I thought they were surprisingly easy to make, and they didn’t take long at all to cook. The flavour was fairly simple, and was perfect dipped into a mixture of tofu mayo, hot sauce, and tomato sauce. They were a bit chewier than I expected, almost stringy even after they’d been cooked; not a downside per se, but a bit weird.
The next time around, we had less than a quarter cup of wheat gluten but decided to make the recipe anyways. This time, I mashed the chickpeas a bit more than before. Instead of water, we used a salty veggie stock. We added probably twice as much multi-grain bread crumbs than the recipe called for, and filled in for missing wheat gluten with plain flour. Instead of lemon, sage, and paprika, we opted for lime and coriander chickpea cutlets. We replaced the soy sauce with lime juice, used lime zest instead of lemon, and added a healthy amount of chopped fresh coriander. These were formed into cutlets and fried up.
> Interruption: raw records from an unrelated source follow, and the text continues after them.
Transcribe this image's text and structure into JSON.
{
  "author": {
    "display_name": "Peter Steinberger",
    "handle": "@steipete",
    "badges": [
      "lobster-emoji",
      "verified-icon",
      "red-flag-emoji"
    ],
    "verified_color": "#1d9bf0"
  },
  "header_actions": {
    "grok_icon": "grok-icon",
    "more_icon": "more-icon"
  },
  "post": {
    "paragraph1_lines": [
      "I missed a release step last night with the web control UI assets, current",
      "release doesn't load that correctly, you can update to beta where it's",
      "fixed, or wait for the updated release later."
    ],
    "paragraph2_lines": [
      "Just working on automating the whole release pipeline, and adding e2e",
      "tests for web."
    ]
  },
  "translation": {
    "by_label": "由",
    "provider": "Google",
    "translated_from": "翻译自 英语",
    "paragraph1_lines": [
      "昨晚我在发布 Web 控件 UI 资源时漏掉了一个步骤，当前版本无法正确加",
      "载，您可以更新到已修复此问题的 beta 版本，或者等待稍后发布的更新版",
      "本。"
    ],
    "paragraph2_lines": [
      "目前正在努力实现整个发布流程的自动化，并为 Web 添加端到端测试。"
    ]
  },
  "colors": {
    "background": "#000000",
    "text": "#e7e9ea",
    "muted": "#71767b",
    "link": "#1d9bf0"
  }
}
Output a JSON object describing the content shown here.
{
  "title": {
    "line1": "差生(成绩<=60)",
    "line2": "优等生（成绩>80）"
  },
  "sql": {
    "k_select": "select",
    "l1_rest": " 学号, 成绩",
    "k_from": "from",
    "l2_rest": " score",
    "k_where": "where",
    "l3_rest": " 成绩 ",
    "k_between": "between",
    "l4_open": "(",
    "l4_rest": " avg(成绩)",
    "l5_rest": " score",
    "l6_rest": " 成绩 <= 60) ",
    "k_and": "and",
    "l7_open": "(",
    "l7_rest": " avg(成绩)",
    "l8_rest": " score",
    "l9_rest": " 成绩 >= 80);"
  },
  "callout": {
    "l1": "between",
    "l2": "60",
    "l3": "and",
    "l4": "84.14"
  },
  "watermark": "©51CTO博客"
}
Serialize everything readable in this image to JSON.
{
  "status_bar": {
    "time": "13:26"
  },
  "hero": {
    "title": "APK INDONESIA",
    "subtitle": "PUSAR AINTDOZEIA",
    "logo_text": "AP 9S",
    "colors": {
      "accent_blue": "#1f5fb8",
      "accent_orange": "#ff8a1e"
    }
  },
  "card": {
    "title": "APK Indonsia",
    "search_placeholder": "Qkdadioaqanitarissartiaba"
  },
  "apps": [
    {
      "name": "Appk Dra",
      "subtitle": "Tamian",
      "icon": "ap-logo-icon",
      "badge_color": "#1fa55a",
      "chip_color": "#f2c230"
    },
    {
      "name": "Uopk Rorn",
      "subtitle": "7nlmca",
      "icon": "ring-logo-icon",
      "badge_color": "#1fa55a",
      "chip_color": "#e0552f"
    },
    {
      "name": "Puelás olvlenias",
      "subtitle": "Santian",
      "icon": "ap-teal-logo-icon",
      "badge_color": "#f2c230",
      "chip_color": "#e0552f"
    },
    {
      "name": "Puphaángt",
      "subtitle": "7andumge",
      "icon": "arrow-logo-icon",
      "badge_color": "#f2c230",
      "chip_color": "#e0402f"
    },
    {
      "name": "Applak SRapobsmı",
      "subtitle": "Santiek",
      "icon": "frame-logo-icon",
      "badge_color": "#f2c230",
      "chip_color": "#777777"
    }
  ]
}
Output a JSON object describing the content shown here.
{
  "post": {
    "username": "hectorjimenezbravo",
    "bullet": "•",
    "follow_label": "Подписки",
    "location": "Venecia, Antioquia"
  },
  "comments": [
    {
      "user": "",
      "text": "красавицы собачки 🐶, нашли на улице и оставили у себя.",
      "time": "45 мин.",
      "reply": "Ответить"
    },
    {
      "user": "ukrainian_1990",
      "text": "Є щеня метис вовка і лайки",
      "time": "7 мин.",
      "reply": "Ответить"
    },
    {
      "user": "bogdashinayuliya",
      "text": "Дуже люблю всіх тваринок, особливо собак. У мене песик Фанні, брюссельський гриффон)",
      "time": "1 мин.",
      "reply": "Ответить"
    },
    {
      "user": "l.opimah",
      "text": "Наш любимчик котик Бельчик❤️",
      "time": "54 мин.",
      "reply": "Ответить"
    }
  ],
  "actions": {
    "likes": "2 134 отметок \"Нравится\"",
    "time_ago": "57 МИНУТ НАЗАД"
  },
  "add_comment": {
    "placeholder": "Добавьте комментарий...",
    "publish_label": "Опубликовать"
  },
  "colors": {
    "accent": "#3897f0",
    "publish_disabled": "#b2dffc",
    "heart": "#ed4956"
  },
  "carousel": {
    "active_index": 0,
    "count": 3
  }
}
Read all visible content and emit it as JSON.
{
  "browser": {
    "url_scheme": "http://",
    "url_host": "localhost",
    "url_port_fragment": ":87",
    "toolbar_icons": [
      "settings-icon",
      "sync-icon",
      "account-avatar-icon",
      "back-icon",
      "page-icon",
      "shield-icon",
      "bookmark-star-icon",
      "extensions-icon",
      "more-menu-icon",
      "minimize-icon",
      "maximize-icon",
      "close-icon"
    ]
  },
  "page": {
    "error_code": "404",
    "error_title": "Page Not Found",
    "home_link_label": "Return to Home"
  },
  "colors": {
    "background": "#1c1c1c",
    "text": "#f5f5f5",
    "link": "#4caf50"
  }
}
These are a winner. Andy and I both found the texture much more appealing with the addition of extra bread crumbs. The flavour combination of lime and coriander is always a winner in our house. I topped my cutlet with plain tofu sour cream, and Andy had BBQ sauce. Andy envisions chickpea cutlet burgers in the future, since they are so much easier to make than our current seitan burgers. I think we’ll keep playing around with this recipe, trying out different flavour combinations and textures.
Chickpea cutlets are definitely a winner, I think.